[EN] La Commission européenne élargie

On ne saurait trop insister sur le fait que l’élargissement qui a eu lieu en mai 2004 a constitué une étape clé du projet européen. Non seulement parce qu’il a abouti à une réunification quasi complète du sous-continent européen, mais aussi parce qu’il a entraîné des changements importants dans les processus et les objectifs de l’Union. Contrairement aux élargissements précédents, celui-ci ne peut être considéré comme une simple opération de routine. Les différences – qu’elles soient économiques, sociales ou politiques – entre les anciens et les nouveaux États membres sont considérables. Le nombre de nouveaux arrivants, et le fait que certains d’entre eux soient de petits pays, ont rendu insuffisants les ajustements mécaniques qui avaient pu être effectués lors des élargissements précédents.

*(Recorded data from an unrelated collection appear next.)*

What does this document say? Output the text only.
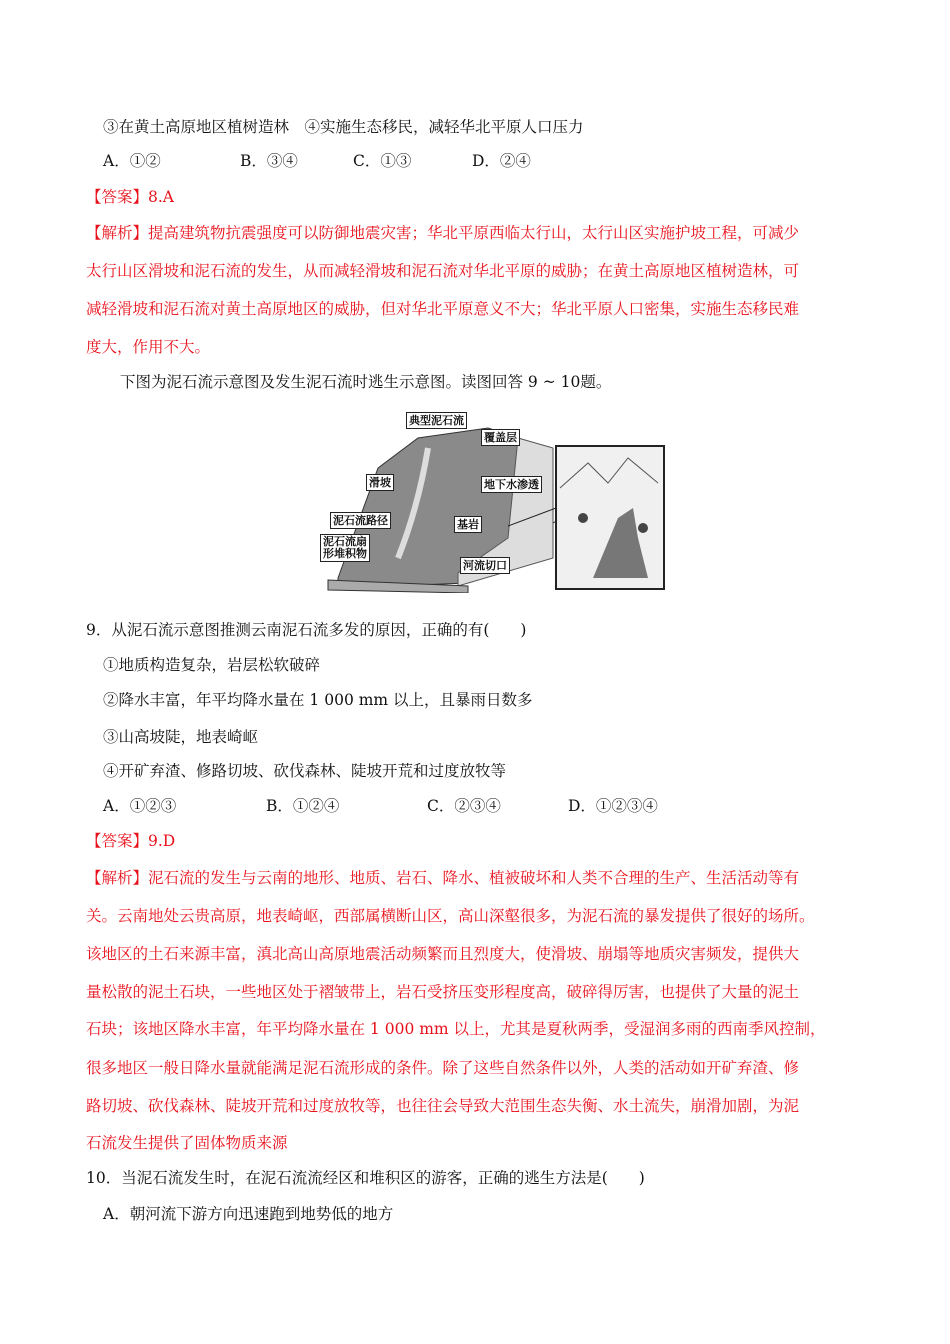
③在黄土高原地区植树造林　④实施生态移民，减轻华北平原人口压力
A．①②	B．③④	C．①③	D．②④
【答案】8.A
【解析】提高建筑物抗震强度可以防御地震灾害；华北平原西临太行山，太行山区实施护坡工程，可减少
太行山区滑坡和泥石流的发生，从而减轻滑坡和泥石流对华北平原的威胁；在黄土高原地区植树造林，可
减轻滑坡和泥石流对黄土高原地区的威胁，但对华北平原意义不大；华北平原人口密集，实施生态移民难
度大，作用不大。
下图为泥石流示意图及发生泥石流时逃生示意图。读图回答 9 ~ 10题。
典型泥石流
覆盖层
滑坡	地下水渗透
泥石流路径	基岩
泥石流扇
形堆积物
河流切口
9．从泥石流示意图推测云南泥石流多发的原因，正确的有(　　)
①地质构造复杂，岩层松软破碎
②降水丰富，年平均降水量在 1 000 mm 以上，且暴雨日数多
③山高坡陡，地表崎岖
④开矿弃渣、修路切坡、砍伐森林、陡坡开荒和过度放牧等
A．①②③	B．①②④	C．②③④	D．①②③④
【答案】9.D
【解析】泥石流的发生与云南的地形、地质、岩石、降水、植被破坏和人类不合理的生产、生活活动等有
关。云南地处云贵高原，地表崎岖，西部属横断山区，高山深壑很多，为泥石流的暴发提供了很好的场所。
该地区的土石来源丰富，滇北高山高原地震活动频繁而且烈度大，使滑坡、崩塌等地质灾害频发，提供大
量松散的泥土石块，一些地区处于褶皱带上，岩石受挤压变形程度高，破碎得厉害，也提供了大量的泥土
石块；该地区降水丰富，年平均降水量在 1 000 mm 以上，尤其是夏秋两季，受湿润多雨的西南季风控制，
很多地区一般日降水量就能满足泥石流形成的条件。除了这些自然条件以外，人类的活动如开矿弃渣、修
路切坡、砍伐森林、陡坡开荒和过度放牧等，也往往会导致大范围生态失衡、水土流失，崩滑加剧，为泥
石流发生提供了固体物质来源
10．当泥石流发生时，在泥石流流经区和堆积区的游客，正确的逃生方法是(　　)
A．朝河流下游方向迅速跑到地势低的地方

Ce problème n’est certes pas nouveau: il était déjà présent lors du premier cycle de discussions institutionnelles qui a suivi l’échec des tentatives de réforme à Amsterdam, et il a fait l’objet d’une grande attention lors de l’élaboration du projet de constitution. Jusqu’à présent, toutefois, il n’a été abordé que de manière assez aride: combien de membres doit compter la Commission, quelle doit être la répartition des voix au Conseil, des sièges au Parlement, etc. En effet, les implications dynamiques de l’élargissement n’ont guère été discutées, que ce soit en termes de fonctionnement interne de chaque institution ou de relations qui pourraient s’établir entre elles. Si cette question est importante pour chacune des institutions, elle revêt une importance particulière pour la Commission, d’une part en raison de son rôle de moteur du système communautaire et, d’autre part, parce que, contrairement aux autres institutions, ses méthodes de travail, et en particulier le principe de collégialité, pourraient être compromises par un processus d’élargissement mal géré.
Notre Europe a donc demandé au professeur John Peterson, auteur de nombreux articles sur la gouvernance européenne, de réfléchir aux implications de l’élargissement pour la Commission. L’analyse qu’il nous livre dans les pages qui suivent est stimulante à plusieurs égards. Il souligne à juste titre que plus l’Europe devient hétérogène, plus il est nécessaire d’avoir un chef d’orchestre capable de coordonner les différentes sections. Cela peut sembler évident, mais l’esprit intergouvernemental qui prévaut depuis plusieurs années montre qu’il n’en est rien.
Les lecteurs réguliers seront sans doute surpris par le langage sans concession. Tous ne partageront pas les conclusions du professeur Peterson, en particulier son enthousiasme pour la méthode ouverte de coordination. Ils reconnaîtront néanmoins qu’en cette période d’incertitude dans l’histoire de l’Europe, il est essentiel de réfléchir à la manière d’assurer la pérennité du système communautaire. Cette étude constitue une première contribution de qualité à ce débat, qui ne sera pas la dernière.